Trent’anni più tardi le isole vennero cedute dal duca Filippo Maria Visconti al conte Vitaliano I figlio di Filippo I Borromeo e Franceschina Visconti, ed entrarono da quel momento a far parte dei possedimenti della famiglia Borromeo. Il conte Lodovico, per difendersi dalle incursioni svizzere dopo la perdita del Canton Ticino da parte del Ducato di Milano, fece edificare nel 1519 una rocca fortificata sulle rovine delle isole: le diede il nome di “Vitaliana”, in omaggio alla famiglia padovana capostipite dei Borromeo. La morte del conte Lodovico coincise con il progressivo abbandono della rocca e con la sua inarrestabile decadenza. Ancora oggi gli isolotti sono proprietà dei Borromeo, come l’Isola Bella e la Rocca di Angera.

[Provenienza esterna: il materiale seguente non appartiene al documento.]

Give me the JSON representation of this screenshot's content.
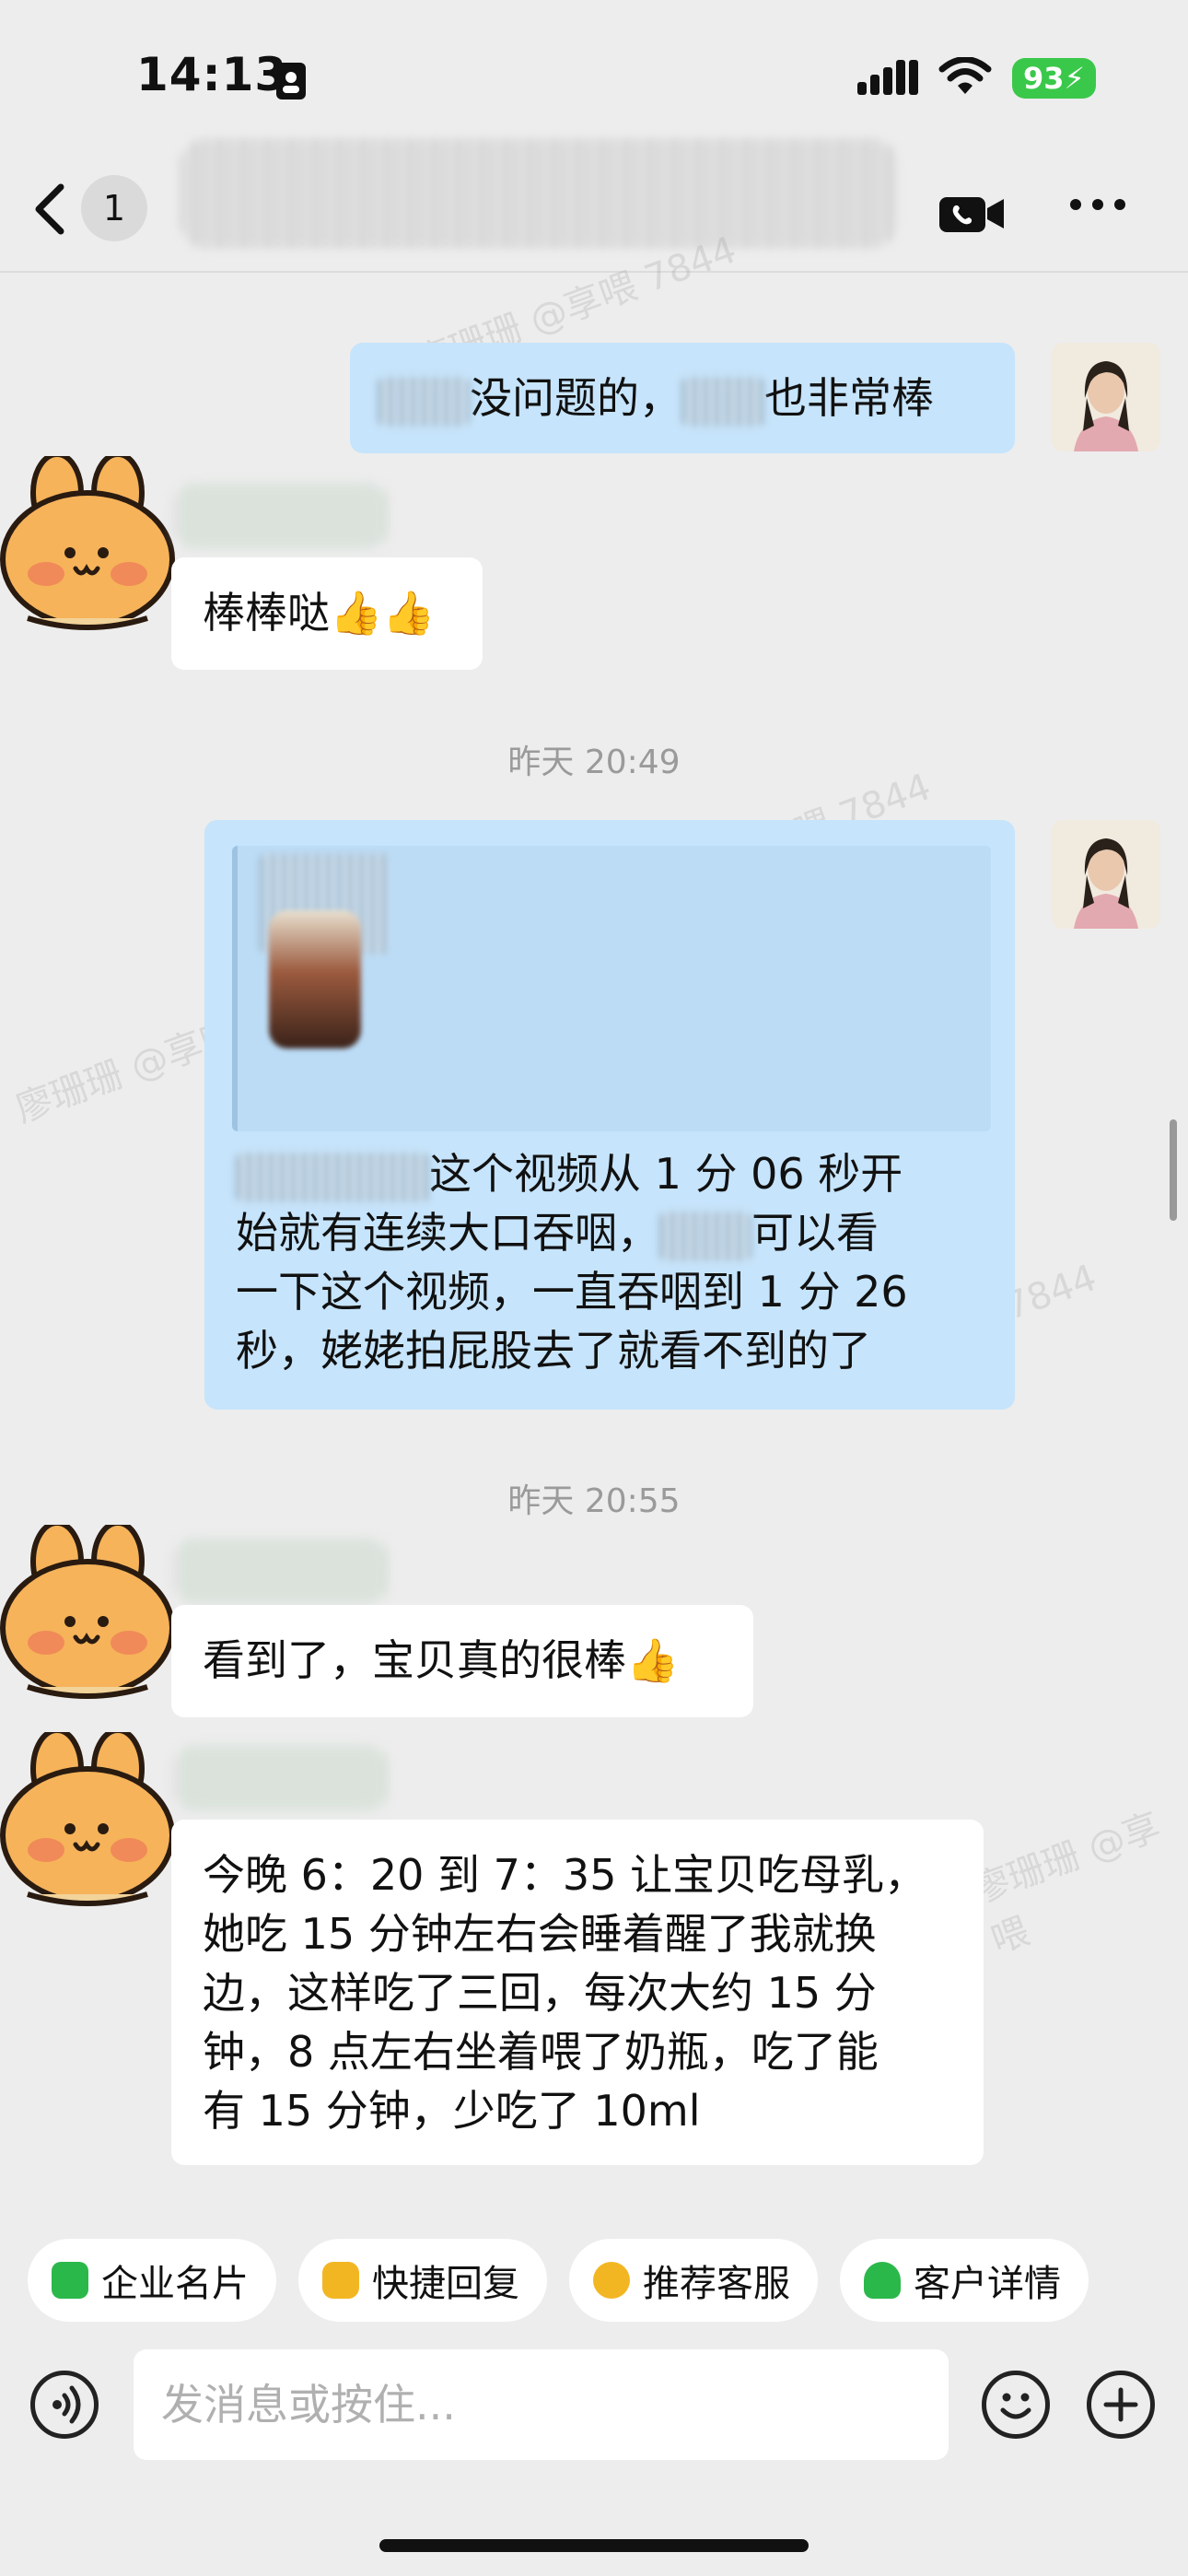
{
  "status_bar": {
    "time": "14:13",
    "battery": "93"
  },
  "header": {
    "unread_count": "1"
  },
  "messages": {
    "m1": {
      "text_a": "没问题的，",
      "text_b": "也非常棒"
    },
    "m2": {
      "text": "棒棒哒👍👍"
    },
    "ts1": "昨天 20:49",
    "m3": {
      "line1": "这个视频从 1 分 06 秒开",
      "line2a": "始就有连续大口吞咽，",
      "line2b": "可以看",
      "line3": "一下这个视频，一直吞咽到 1 分 26",
      "line4": "秒，姥姥拍屁股去了就看不到的了"
    },
    "ts2": "昨天 20:55",
    "m4": {
      "text": "看到了，宝贝真的很棒👍"
    },
    "m5": {
      "line1": "今晚 6：20 到 7：35 让宝贝吃母乳，",
      "line2": "她吃 15 分钟左右会睡着醒了我就换",
      "line3": "边，这样吃了三回，每次大约 15 分",
      "line4": "钟，8 点左右坐着喂了奶瓶，吃了能",
      "line5": "有 15 分钟，少吃了 10ml"
    }
  },
  "watermarks": [
    "廖珊珊 @享喂 7844",
    "@享喂 7844",
    "廖珊珊 @享喂",
    "7844",
    "廖珊珊 @享喂"
  ],
  "quick_actions": [
    {
      "label": "企业名片",
      "icon": "card-icon",
      "color": "#2bb84b"
    },
    {
      "label": "快捷回复",
      "icon": "quick-reply-icon",
      "color": "#f3b623"
    },
    {
      "label": "推荐客服",
      "icon": "service-icon",
      "color": "#f3b623"
    },
    {
      "label": "客户详情",
      "icon": "customer-icon",
      "color": "#2bb84b"
    }
  ],
  "input": {
    "placeholder": "发消息或按住..."
  },
  "colors": {
    "bubble_me": "#c6e4fb",
    "bubble_them": "#ffffff",
    "background": "#ededed"
  }
}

La leggenda vuole che i Mazzarditi, dopo la sconfitta, fossero gettati nelle acque del lago con un sasso al collo e perissero così annegati. La storia però ci dice che essi furono semplicemente banditi dal paese per quindici anni, trascorsi i quali furono riammessi nel borgo.
La loro fama di predoni diede però vita a numerosi altri racconti: pare che i briganti, pur di non consegnare i loro forzieri colmi di ricchezze al duca Filippo Maria Visconti, preferissero gettarli nelle acque del lago. Si narra che nelle giornate in cui la nebbia è particolarmente fitta sul lago, sia possibile scorgere un veliero fantasma che veleggia attorno al castello reclamando l’antico tesoro sommerso.